Da rauschte die Flügelthür auf und Oberkammerdiener Kündig trat ein, einen silbernen Präsentirteller mit einem Briefe darauf in der Hand, welchen er dem Herzog mit tiefer Verbeugung überreichte. »Von Ihro Durchlaucht, der Frau Herzogin-Mutter«, flüsterte er im Tone der tiefsten Unterthänigkeit.

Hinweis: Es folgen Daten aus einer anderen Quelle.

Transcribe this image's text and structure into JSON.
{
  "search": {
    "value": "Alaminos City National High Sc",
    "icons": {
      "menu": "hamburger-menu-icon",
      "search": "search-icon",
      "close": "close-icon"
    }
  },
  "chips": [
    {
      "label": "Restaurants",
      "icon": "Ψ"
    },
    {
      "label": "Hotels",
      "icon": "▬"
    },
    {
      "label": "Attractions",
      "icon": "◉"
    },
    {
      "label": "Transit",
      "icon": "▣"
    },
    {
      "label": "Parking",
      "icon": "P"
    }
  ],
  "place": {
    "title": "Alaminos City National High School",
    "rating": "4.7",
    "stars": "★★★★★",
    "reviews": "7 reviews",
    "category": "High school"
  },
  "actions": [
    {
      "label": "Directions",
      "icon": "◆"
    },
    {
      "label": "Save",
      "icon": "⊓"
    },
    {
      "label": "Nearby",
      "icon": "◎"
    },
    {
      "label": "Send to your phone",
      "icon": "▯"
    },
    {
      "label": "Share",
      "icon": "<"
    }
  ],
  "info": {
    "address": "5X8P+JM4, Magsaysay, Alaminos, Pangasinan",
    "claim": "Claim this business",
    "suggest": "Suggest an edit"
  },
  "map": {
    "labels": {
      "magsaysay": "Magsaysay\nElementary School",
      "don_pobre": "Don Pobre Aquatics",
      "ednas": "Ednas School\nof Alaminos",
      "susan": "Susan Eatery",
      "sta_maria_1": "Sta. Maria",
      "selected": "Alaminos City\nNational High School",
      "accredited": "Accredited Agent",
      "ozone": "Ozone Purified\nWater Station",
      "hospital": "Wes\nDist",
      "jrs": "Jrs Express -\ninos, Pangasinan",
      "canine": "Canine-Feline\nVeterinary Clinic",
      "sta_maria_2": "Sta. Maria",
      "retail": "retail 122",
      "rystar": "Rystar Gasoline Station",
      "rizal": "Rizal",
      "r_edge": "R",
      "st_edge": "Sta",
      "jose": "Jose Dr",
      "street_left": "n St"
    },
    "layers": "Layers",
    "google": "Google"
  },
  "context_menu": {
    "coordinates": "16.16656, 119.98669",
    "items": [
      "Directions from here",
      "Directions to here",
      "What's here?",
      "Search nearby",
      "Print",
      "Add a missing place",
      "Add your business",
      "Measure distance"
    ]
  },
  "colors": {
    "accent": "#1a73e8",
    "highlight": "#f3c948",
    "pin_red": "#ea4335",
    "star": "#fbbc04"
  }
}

Der Herzog erbrach das Billet und las. Während des Lesens glättete sich die Milde, von welcher sein Gesicht zuvor überflogen gewesen, wieder zu der gewohnten ernsten Starrheit seiner Züge. »Es ist gut«, sagte er zum Kammerdiener, der sich, unter immerwährendem Bücken rückwärts gleitend, in eine Ecke zurückzog. Zu den Bürgern gewendet fuhr er dann im Tone des kältesten Ernstes fort: »Sie haben meine Entschließung. Sagen Sie den Aufrührern, daß ich nicht ein Haar breit weichen werde.«

Ehe einer der Bürger oder ihr Anführer ein Wort zu erwidern vermochte, hatte der Kammerdiener rasch die Seitenthür geöffnet und der Herzog war verschwunden. Halb betrübt, halb entrüstet sahen sich die Bürger an und der Kaufmann begann: »In Gottes Namen denn, wir haben unsere Schuldigkeit gethan, wir haben nicht zu verantworten, was kommen kann. Leben Sie wohl, meine Herren!«

Damit entfernten sie sich.

»Kündig«, rief der Adjutant, nachdem sich kaum die Thür hinter den Abgehenden geschlossen hatte, »Sie haben ein Meisterstück gemacht! Sie hätten das Billet zu keiner bessern Zeit bringen können; ohne dasselbe hätte der Herzog nachgegeben! Wenn noch Gerechtigkeit in der Welt ist, müssen Sie einen Orden dafür haben.«

»Allerdings«, schaltete Graf Schroffenstein ein, »dazu kann Rath werden! Verlassen Sie sich auf mich, Kündig, ich werde es seiner Zeit anzubringen wissen!«

Der Oberkammerdiener verbeugte sich verbindlich dankend mit einem Lächeln, von dem man nicht recht wußte, ob es aufrichtig gemeint oder Spott sei. Dabei öffnete er den Beiden diensteifrigst die Thüren und der Graf schritt mit dem Adjutanten in den anstoßenden Corridor hinein.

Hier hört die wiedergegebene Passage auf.